Bad ship loan investor SC Lowy eyes German banks after Italian deal

Keith Wallis, correspondent | 19 September 2018

Soo Cheon Lee - SC Lowy
Soo Cheon Lee, chief investment officer, SC Lowy

SC Lowy, the Hong Kong-based boutique bank and distressed workout specialist, is targeting more European acquisitions after buying non-performing shipping loans with a book value of USD160 million from Italy’s Banca Monte dei Paschi di Siena (BMPS).

“We’ve spent a lot of time looking at European banks,” said Soo Cheon Lee, SC Lowy co-founder and chief investment officer.

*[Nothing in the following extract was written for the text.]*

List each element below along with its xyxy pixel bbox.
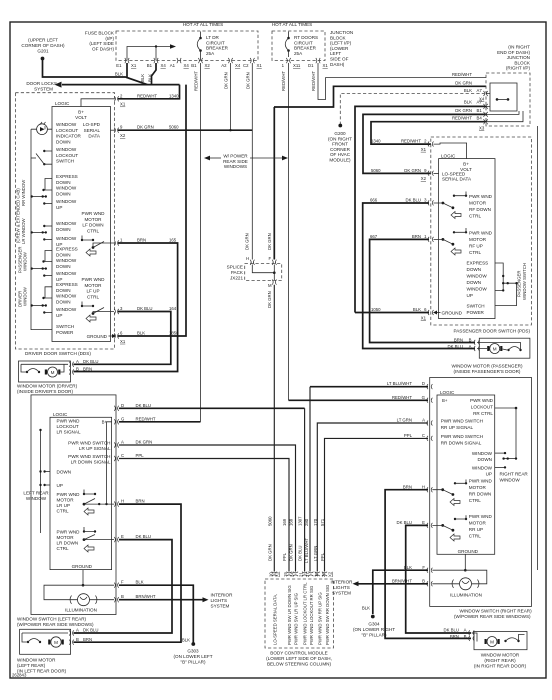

“There is a huge opportunity with German banks,” Lee said at the Marine Money’s Ship Finance Forum in Singapore on 19 September.

While the firm is looking at European expansion, Lee said Asia would remain the company’s primary focus.

“Asia is our core business. Over the next two or three years, there will be a few opportunities in Asia,” Lee said, declining to provide further details.

Lowy has been involved in rescue operations for a raft of shipping companies in the past 10 years. Those companies have included South Korean firms Korea LinePan Ocean, and Hanjin Shipping, along with Taiwan’s TMT and Singapore’s Mercator Lines.

Lee admitted its efforts to save Hanjin Shipping, which was the world’s seventh-largest container line when it collapsed in 2016, and Mercator Lines in 2015 were unsuccessful.

“I expected Hanjin to be restructured,” Lee said, adding that Mercator was a casualty of the poor dry bulk market in 2015. “We tried to restructure but it didn’t work out.”

SC Lowy is digesting the acquisition of the bad shipping loan book of state-owned BMPS in what was Italy’s largest shipping debt transaction when confirmed in August.

Lee said the company is still working out its future exit strategy.

“We are trying to work with stakeholders, maybe restructure the loans. We will deploy different strategies for different vessels,” Lee said.

The portfolio covers tankers and dry bulk ships and a single offshore support vessel.

The transaction was fronted by Italian lender Credito di Romagna, in which SC Lowy acquired a 90% stake in April.